Mary Brady, executive secretary for the FDA's home health panel, said that the agency could not face the issue of migrating medical devices into the home without help. "This is a huge, complex issue and we need everyone's help," she said. "We need to update the definition of what home is; for many, it may not be the same as what we think in terms of home."

West Nile adds to tissue, blood concerns

The human tissue and blood bank industries, already under heavy scrutiny to avoid the transmission of infections via their products, will be subject to even closer analysis following last month's determination that a deceased Georgia woman and three recipients of her donated organs were infected with West Nile virus. The Centers for Disease Control and Prevention (CDC; Atlanta, Georgia) confirmed the West Nile infections in the donor and three of the four people who received some of her organs following her early-August death as the result of an auto accident.

The CDC has not yet unraveled a key puzzle related to this confirmation: whether the organ donor's infection was the result of the transfused blood received while being treated for her injuries, or the result of her being bitten by a mosquito.
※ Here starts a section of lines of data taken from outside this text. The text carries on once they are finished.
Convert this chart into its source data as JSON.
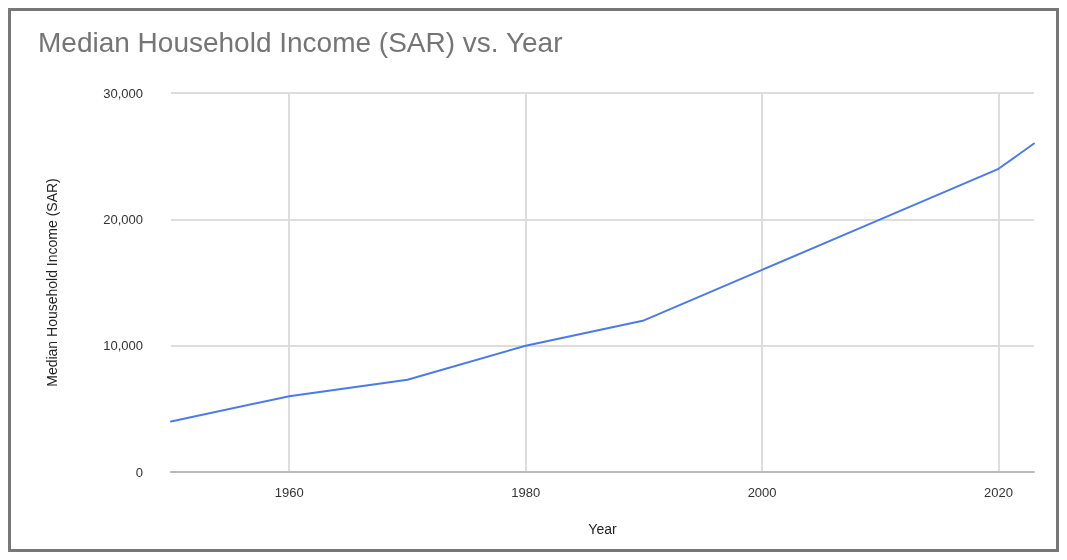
{
  "chart_data": {
    "type": "line",
    "title": "Median Household Income (SAR) vs. Year",
    "xlabel": "Year",
    "ylabel": "Median Household Income (SAR)",
    "x": [
      1950,
      1960,
      1970,
      1980,
      1990,
      2000,
      2010,
      2020,
      2023
    ],
    "series": [
      {
        "color": "#4a7be8",
        "values": [
          4000,
          6000,
          7300,
          10000,
          12000,
          16000,
          20000,
          24000,
          26000
        ]
      }
    ],
    "xlim": [
      1950,
      2023
    ],
    "xticks": [
      1960,
      1980,
      2000,
      2020
    ],
    "ylim": [
      0,
      30000
    ],
    "yticks": [
      {
        "value": 0,
        "label": "0"
      },
      {
        "value": 10000,
        "label": "10,000"
      },
      {
        "value": 20000,
        "label": "20,000"
      },
      {
        "value": 30000,
        "label": "30,000"
      }
    ],
    "grid": true,
    "marker": "none",
    "line_style": "solid"
  }
}
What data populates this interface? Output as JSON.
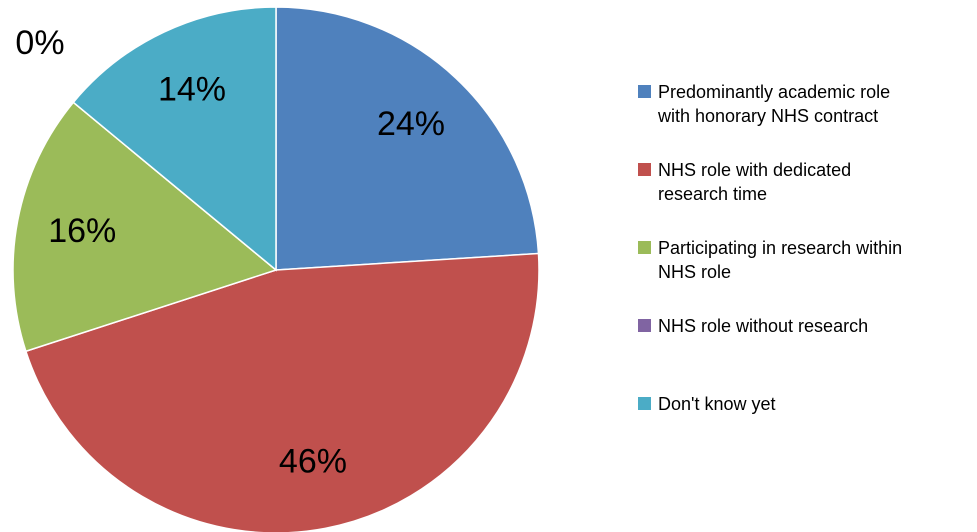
{
  "chart_data": {
    "type": "pie",
    "categories": [
      "Predominantly academic role with honorary NHS contract",
      "NHS role with dedicated research time",
      "Participating in research within NHS role",
      "NHS role without research",
      "Don't know yet"
    ],
    "values": [
      24,
      46,
      16,
      0,
      14
    ],
    "value_labels": [
      "24%",
      "46%",
      "16%",
      "0%",
      "14%"
    ],
    "colors": [
      "#4f81bd",
      "#c0504d",
      "#9bbb59",
      "#8064a2",
      "#4bacc6"
    ],
    "legend": "right"
  }
}
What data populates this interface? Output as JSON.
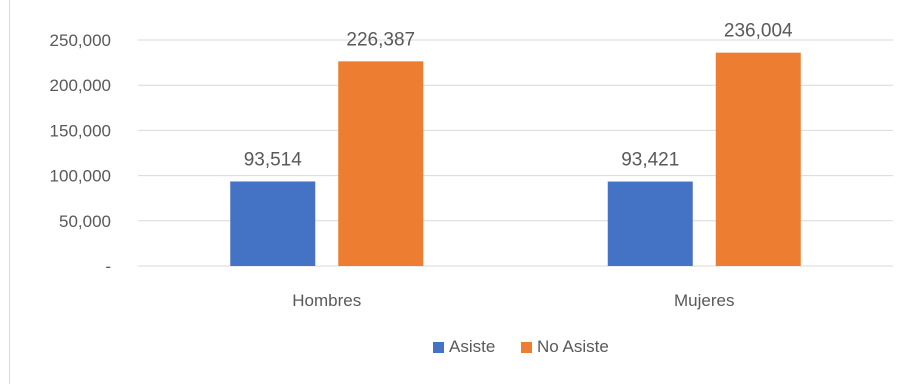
{
  "chart_data": {
    "type": "bar",
    "title": "",
    "xlabel": "",
    "ylabel": "",
    "categories": [
      "Hombres",
      "Mujeres"
    ],
    "series": [
      {
        "name": "Asiste",
        "values": [
          93514,
          93421
        ],
        "labels": [
          "93,514",
          "93,421"
        ],
        "color": "#4472c4"
      },
      {
        "name": "No Asiste",
        "values": [
          226387,
          236004
        ],
        "labels": [
          "226,387",
          "236,004"
        ],
        "color": "#ed7d31"
      }
    ],
    "ylim": [
      0,
      250000
    ],
    "yticks": [
      {
        "value": 0,
        "label": "-"
      },
      {
        "value": 50000,
        "label": "50,000"
      },
      {
        "value": 100000,
        "label": "100,000"
      },
      {
        "value": 150000,
        "label": "150,000"
      },
      {
        "value": 200000,
        "label": "200,000"
      },
      {
        "value": 250000,
        "label": "250,000"
      }
    ],
    "grid": true,
    "legend_position": "bottom"
  }
}
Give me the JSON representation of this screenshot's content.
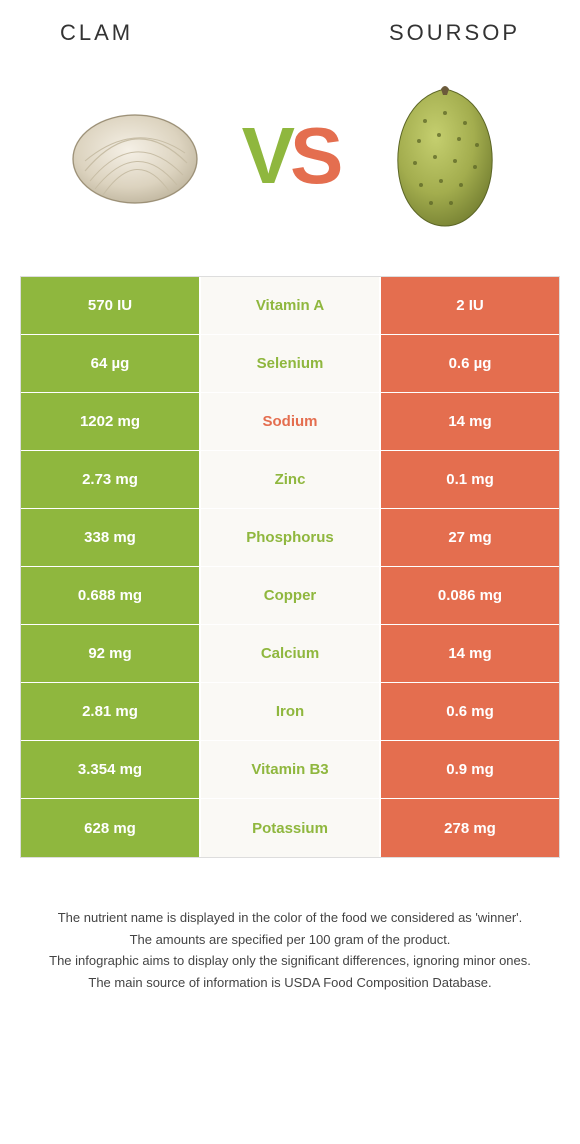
{
  "titles": {
    "left": "CLAM",
    "right": "SOURSOP"
  },
  "vs": {
    "v": "V",
    "s": "S"
  },
  "colors": {
    "green": "#8fb73e",
    "orange": "#e46e4f",
    "mid_bg": "#faf9f5",
    "border": "#dddddd"
  },
  "rows": [
    {
      "left": "570 IU",
      "label": "Vitamin A",
      "right": "2 IU",
      "winner": "green"
    },
    {
      "left": "64 µg",
      "label": "Selenium",
      "right": "0.6 µg",
      "winner": "green"
    },
    {
      "left": "1202 mg",
      "label": "Sodium",
      "right": "14 mg",
      "winner": "orange"
    },
    {
      "left": "2.73 mg",
      "label": "Zinc",
      "right": "0.1 mg",
      "winner": "green"
    },
    {
      "left": "338 mg",
      "label": "Phosphorus",
      "right": "27 mg",
      "winner": "green"
    },
    {
      "left": "0.688 mg",
      "label": "Copper",
      "right": "0.086 mg",
      "winner": "green"
    },
    {
      "left": "92 mg",
      "label": "Calcium",
      "right": "14 mg",
      "winner": "green"
    },
    {
      "left": "2.81 mg",
      "label": "Iron",
      "right": "0.6 mg",
      "winner": "green"
    },
    {
      "left": "3.354 mg",
      "label": "Vitamin B3",
      "right": "0.9 mg",
      "winner": "green"
    },
    {
      "left": "628 mg",
      "label": "Potassium",
      "right": "278 mg",
      "winner": "green"
    }
  ],
  "footer": [
    "The nutrient name is displayed in the color of the food we considered as 'winner'.",
    "The amounts are specified per 100 gram of the product.",
    "The infographic aims to display only the significant differences, ignoring minor ones.",
    "The main source of information is USDA Food Composition Database."
  ]
}
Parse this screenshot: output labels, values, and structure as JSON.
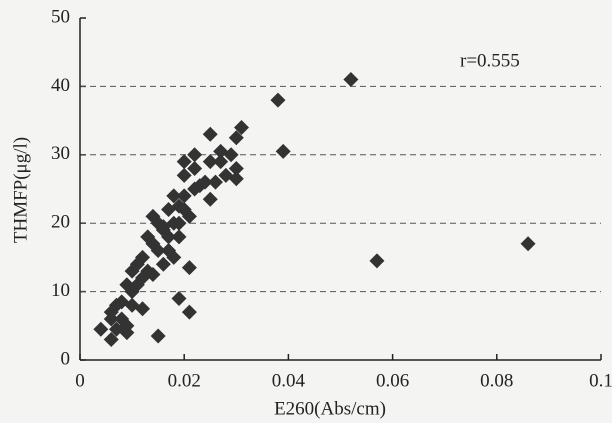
{
  "chart_data": {
    "type": "scatter",
    "x_label": "E260(Abs/cm)",
    "y_label": "THMFP(μg/l)",
    "annotation": "r=0.555",
    "color": "#333333",
    "grid": true,
    "xlim": [
      0,
      0.1
    ],
    "xticks": [
      0,
      0.02,
      0.04,
      0.06,
      0.08,
      0.1
    ],
    "ylim": [
      0,
      50
    ],
    "yticks": [
      0,
      10,
      20,
      30,
      40,
      50
    ],
    "x": [
      0.052,
      0.038,
      0.039,
      0.086,
      0.057,
      0.031,
      0.03,
      0.025,
      0.027,
      0.025,
      0.028,
      0.03,
      0.03,
      0.026,
      0.025,
      0.022,
      0.02,
      0.02,
      0.022,
      0.02,
      0.018,
      0.017,
      0.019,
      0.021,
      0.018,
      0.016,
      0.017,
      0.014,
      0.015,
      0.013,
      0.014,
      0.015,
      0.012,
      0.011,
      0.013,
      0.01,
      0.012,
      0.014,
      0.016,
      0.017,
      0.019,
      0.021,
      0.019,
      0.021,
      0.015,
      0.012,
      0.01,
      0.009,
      0.008,
      0.007,
      0.006,
      0.006,
      0.008,
      0.009,
      0.007,
      0.004,
      0.006,
      0.009,
      0.011,
      0.01,
      0.018,
      0.016,
      0.019,
      0.02,
      0.023,
      0.022,
      0.024,
      0.029,
      0.027
    ],
    "values": [
      41,
      38,
      30.5,
      17,
      14.5,
      34,
      32.5,
      33,
      30.5,
      29,
      27,
      28,
      26.5,
      26,
      23.5,
      28,
      29,
      27,
      25,
      24,
      24,
      22,
      22.5,
      21,
      20,
      19,
      18,
      21,
      20,
      18,
      17,
      16,
      15,
      14,
      13,
      13,
      12,
      12.5,
      14,
      16,
      18,
      13.5,
      9,
      7,
      3.5,
      7.5,
      10,
      11,
      8.5,
      8,
      7,
      6,
      6,
      5,
      4.5,
      4.5,
      3,
      4,
      11,
      8,
      15,
      19.5,
      20,
      22,
      25.5,
      30,
      26,
      30,
      29
    ]
  }
}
However, late last month, the agency gave broad confirmation to the possibility that the virus can be transmitted by human blood. Overall, the consensus of public health officials is that the risk of transfusion-transmitted infections is too low to avoid need transfusions of blood. However, that consensus is being counterbalanced by increasing caution concerning the nation's blood supplies. That concern was underlined recently with the issuance of an FDA alert warning blood banks to carefully screen out donors with even mild symptoms signaling potential infection.